En attendant, cibler Fordo avec une voire plusieurs GBU-57 pourrait retarder la capacité de l’Iran à obtenir de l’uranium de qualité militaire pendant quelques années, certes, mais sans mettre fin définitivement à son programme. «Ce ne serait pas une solution miracle, a déclaré au quotidien britannique un ancien directeur adjoint de la Defense Threat Reduction Agency (DTRA), le général de division à la retraite Randy Manner, selon qui Fordo pourrait être rapidement reconstruit. Et de conclure : «Cela pourrait retarder le programme de six mois à un an. Ça a l’air bien pour la télévision, mais ce n’est pas réel». En raison de leurs dimensions, les bombes GBU-57 ne peuvent être larguées que depuis des bombardiers américains B-2 et les Israéliens ne disposent donc ni de munitions ni des avions capables de réaliser par eux-mêmes une telle opération. Selon Axios, Benyamin Netanyahou, le premier ministre israélien, envisagerait, si les Américains n’envoient pas leurs bombardiers, de lancer une opération terrestre de commandos contre la montagne, mais, précise le Guardian, Donald Trump aurait écarté cette option hautement risquée.

Le piège de la «bombe intelligente»

Ces doutes qui assaillent le Pentagone et la Maison-Blanche, et percent dans les médias anglo-saxons, ont été mis en lumière, cette fois de façon encore plus tranchée, par l’un des plus éminents spécialistes américains de la guerre aérienne, le professeur Robert A. Pape, de l’Université de Chicago. Mercredi, dans Foreign Affairs, l’universitaire écrit que jamais aucune campagne aérienne, à elle seule, n’a pu venir à bout d’un régime, quel qu’il soit, ou détruire un programme d’armement comme le nucléaire iranien. «Israël semble tomber dans le piège de la “bombe intelligente”», explique le chercheur qui envisage que l’opération, malgré des victoires tactiques spectaculaires, «affaiblisse la sécurité d’Israël», à rebours des objectifs stratégiques recherchés. «Si l’on en croit l’histoire, l’excès de confiance d’Israël dans les capacités de ses armes technologiquement avancées risque de renforcer la détermination de l’Iran et de produire l’effet inverse de celui escompté : un Iran plus dangereux».

Même si les États-Unis parvenaient à retarder et affaiblir le programme nucléaire iranien, sans le faire disparaître totalement, Robert A. Pape note qu’«une incertitude importante subsisterait quant à l’état des éléments survivants et à leur capacité de reconstitution.
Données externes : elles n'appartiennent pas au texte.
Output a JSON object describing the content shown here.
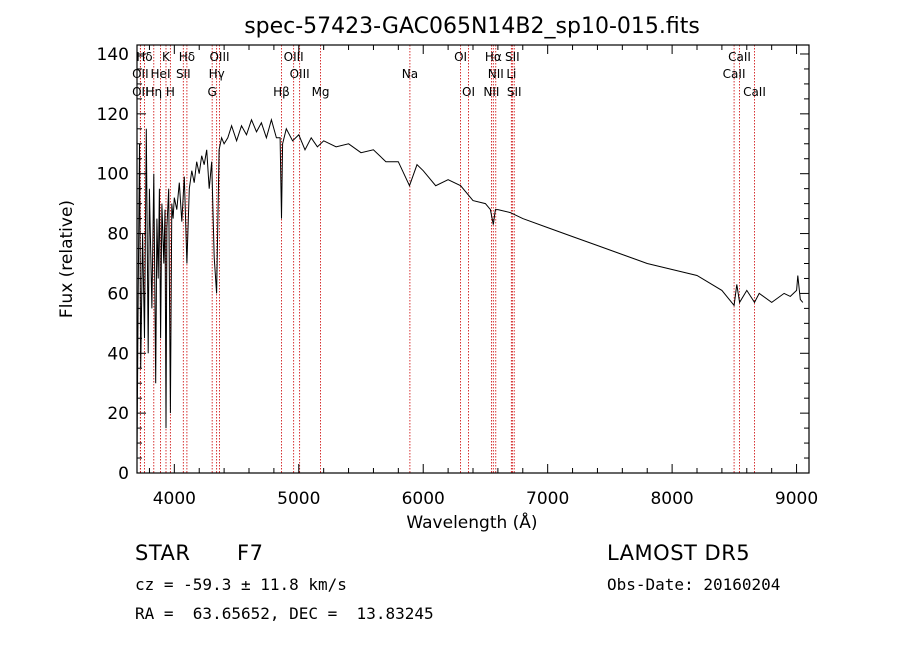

Sans inspections sur place, Israël ne serait pas en mesure d’évaluer de manière fiable les dommages causés (…) Il est peu probable que l’Iran autorise les inspecteurs internationaux, et encore moins les équipes américaines ou israéliennes, à évaluer leur ampleur exacte (…) Ce manque de connaissances signifie qu’Israël, même avec l’aide des États-Unis, ne serait jamais certain que l’Iran n’a plus accès à la bombe. Les inquiétudes concernant une nucléarisation secrète de l’Iran s’envenimeraient, reflétant les craintes qui ont poussé les États-Unis en 2003 à lancer une guerre terrestre pour conquérir l’Irak à la recherche d’armes de destruction massive inexistantes».

À cette impasse, les Israéliens, soutenus ou non par les Américains, pourraient choisir la voie du changement de régime. Mais, là encore, le professeur de Chicago est catégorique : des bombardements stratégiques, seuls, n’ont jamais mené à l’avènement d’un nouveau pouvoir favorable à l’État à l’origine de ces frappes, mais, au contraire, alimente le nationalisme contre l’étranger. C’est le cœur de la théorie de Robert A. Pape depuis son livre de référence, Bombing to Win: Air Power and Coercion in War, sorti en 1996. Quant à une invasion au sol de l’Iran, elle réveillerait le spectre irakien, celui d’un interminable bourbier. Un argument dont Donald Trump a fait son beurre politique des années durant sur le thème des guerres sans fin et du nécessaire «retour des guys» à la maison.